1. Bu site çerezler kullanır. Bu siteyi kullanmaya devam ederek çerez kullanımımızı kabul etmiş olursunuz. Daha Fazla Bilgi.

Üstadlar Marmara’da Kalkan Avımız!

'Talip GİRGİN' forumunda Talip Girgin tarafından 3 Nisan 2011 tarihinde açılan konu

  1. Talip Girgin

    Talip Girgin ÜSTAD ÜSTAD

    Katılım:
    16 Mayıs 2009
    Mesaj:
    770
    Alınan Beğeniler:
    17
    Ödül Puanları:
    18
    Şehir:
    Marmara ve Trakya
    Web Sitesi:
    Gecenin bir vakti; foto Arif ile msn de konuşurken aniden aklımıza geldi ve sabah Marmara’ya balığa gitmeye karar verdik.
    Arif; “Ağabey, bütün saatleri 04,00 kuruyorum” dedi ve karşılıklı sabah görüşmek üzere diyerek msn den ayrıldık.
    Bu arada gecenin ilerleyen saatleri hanım bana yardım ediyor!
    - Çok vefalıdır kendisi, yeri gelmişken bir kez daha ona bu konuda göstermiş olduğu anlayış ve gayretinden dolayı teşekkür ediyorum.
    Klasik üçlü takım yapmaya çalışıyoruz bu arada ortalık bir milyoncu dükkânına döndü. Oğlum Gökmen zargana toplarını havada atıp tutarak sihirbazlık yaparken yorgunluktan uyuya kalmış. Kızım dersen alabalık meps'lerinden küpe yaparken kancayı kulağına batırmış cıyaklıyor! Hanım;“sende kardeşin gibi yatsana, bak saat kaç oldu?” diye ona çıkışıyor. Benim ise İğneler parmağımdan çıkıp, ayağıma batıyor. Halı renkli olduğu için ne düşen iğneleri bulabiliyorum ne köstek için kestiğim misinaları. Yok, olacak gibi değil, tüm malzemeleri tekrar kutusuna ve takım çantasına topluyoruz.
    Yine her zamanki gibi eşyaları arabanın bagajına ite kaka dolduruyorum ve yanıma alacak daha bir sürü eşyam olmasına rağmen, onlardan şimdilik feragat ediyorum. Arif kardeşimin eşyaları için arka koltuğu boş bıraktım.
    [​IMG]
    (Aslında bu plana sevgili dostumuz; Ali Gülcü’de dâhildi.
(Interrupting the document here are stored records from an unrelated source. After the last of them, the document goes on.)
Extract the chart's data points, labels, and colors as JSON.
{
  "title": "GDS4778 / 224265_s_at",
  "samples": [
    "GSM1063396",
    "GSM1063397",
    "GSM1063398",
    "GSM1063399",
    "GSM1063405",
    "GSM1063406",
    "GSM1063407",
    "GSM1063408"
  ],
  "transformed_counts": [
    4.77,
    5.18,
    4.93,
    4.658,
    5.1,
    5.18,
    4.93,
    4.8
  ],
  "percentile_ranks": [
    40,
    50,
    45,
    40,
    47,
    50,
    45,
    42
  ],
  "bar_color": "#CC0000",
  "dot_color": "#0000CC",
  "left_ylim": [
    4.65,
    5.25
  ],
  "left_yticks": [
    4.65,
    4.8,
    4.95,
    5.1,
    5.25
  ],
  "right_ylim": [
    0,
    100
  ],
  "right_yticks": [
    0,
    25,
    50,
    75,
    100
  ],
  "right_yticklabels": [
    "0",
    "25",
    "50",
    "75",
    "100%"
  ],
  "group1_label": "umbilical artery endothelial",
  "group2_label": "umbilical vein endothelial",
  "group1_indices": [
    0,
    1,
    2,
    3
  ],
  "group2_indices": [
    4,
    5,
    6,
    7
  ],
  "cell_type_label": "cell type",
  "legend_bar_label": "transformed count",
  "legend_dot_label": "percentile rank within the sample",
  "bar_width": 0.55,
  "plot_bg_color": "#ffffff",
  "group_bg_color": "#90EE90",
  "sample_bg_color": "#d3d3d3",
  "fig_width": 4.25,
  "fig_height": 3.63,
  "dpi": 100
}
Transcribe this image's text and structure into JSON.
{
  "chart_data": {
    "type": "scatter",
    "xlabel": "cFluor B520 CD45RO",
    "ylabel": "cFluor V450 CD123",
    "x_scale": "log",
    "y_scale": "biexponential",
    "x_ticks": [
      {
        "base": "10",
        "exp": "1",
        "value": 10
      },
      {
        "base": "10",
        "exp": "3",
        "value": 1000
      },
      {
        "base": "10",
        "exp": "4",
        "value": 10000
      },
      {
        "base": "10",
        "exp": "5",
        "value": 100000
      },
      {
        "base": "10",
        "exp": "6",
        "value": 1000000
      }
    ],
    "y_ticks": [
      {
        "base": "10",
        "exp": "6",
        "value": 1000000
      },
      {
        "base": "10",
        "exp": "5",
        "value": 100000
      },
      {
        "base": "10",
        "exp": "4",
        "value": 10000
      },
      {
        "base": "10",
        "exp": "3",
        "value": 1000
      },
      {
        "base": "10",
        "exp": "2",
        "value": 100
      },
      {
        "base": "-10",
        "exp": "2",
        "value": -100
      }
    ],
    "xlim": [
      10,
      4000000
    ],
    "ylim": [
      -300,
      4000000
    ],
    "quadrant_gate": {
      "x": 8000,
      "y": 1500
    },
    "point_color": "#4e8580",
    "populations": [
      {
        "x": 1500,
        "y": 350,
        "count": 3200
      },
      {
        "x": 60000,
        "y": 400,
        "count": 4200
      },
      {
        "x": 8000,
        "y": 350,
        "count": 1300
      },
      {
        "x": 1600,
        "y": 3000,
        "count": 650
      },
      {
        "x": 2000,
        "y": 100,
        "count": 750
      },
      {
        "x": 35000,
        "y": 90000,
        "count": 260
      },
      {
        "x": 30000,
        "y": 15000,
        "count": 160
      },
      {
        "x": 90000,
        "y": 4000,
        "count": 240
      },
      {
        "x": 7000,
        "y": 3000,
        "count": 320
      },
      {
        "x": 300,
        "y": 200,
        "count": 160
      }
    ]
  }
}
Fakat kendisiyle en son konuştuğumuzda bana akşam maçtan sonra (milli maç) tekrar döneceğini söylemişti!)
    Almanya yolcusu gibiyim! Çoluk çocuk uyumamış hepimiz ayaktayız. Saat 02,00 de ancak evde yat borusu çaldı! Ta ta ta ti.
    Saat 03 -00 te, bu kez de bana, kalk borusu çaldı; Ti ti ti ta.
    [​IMG]
    Efendim derler ya “uyku baldan tatlıdır” gerçektende öyle. Bir lahza şöyle şekerleyeyim dedim, sağ olsun hanım bir dirsek darbesiyle “alarm çalıyor, sülerim sana kalkasın, kalk haydeee bre haydeee haydeee te te o kaaa.” diyerek son noktayı koydu. Bir ara hepimiz sütçü Ramiz tayfası olmuştuk ya (!)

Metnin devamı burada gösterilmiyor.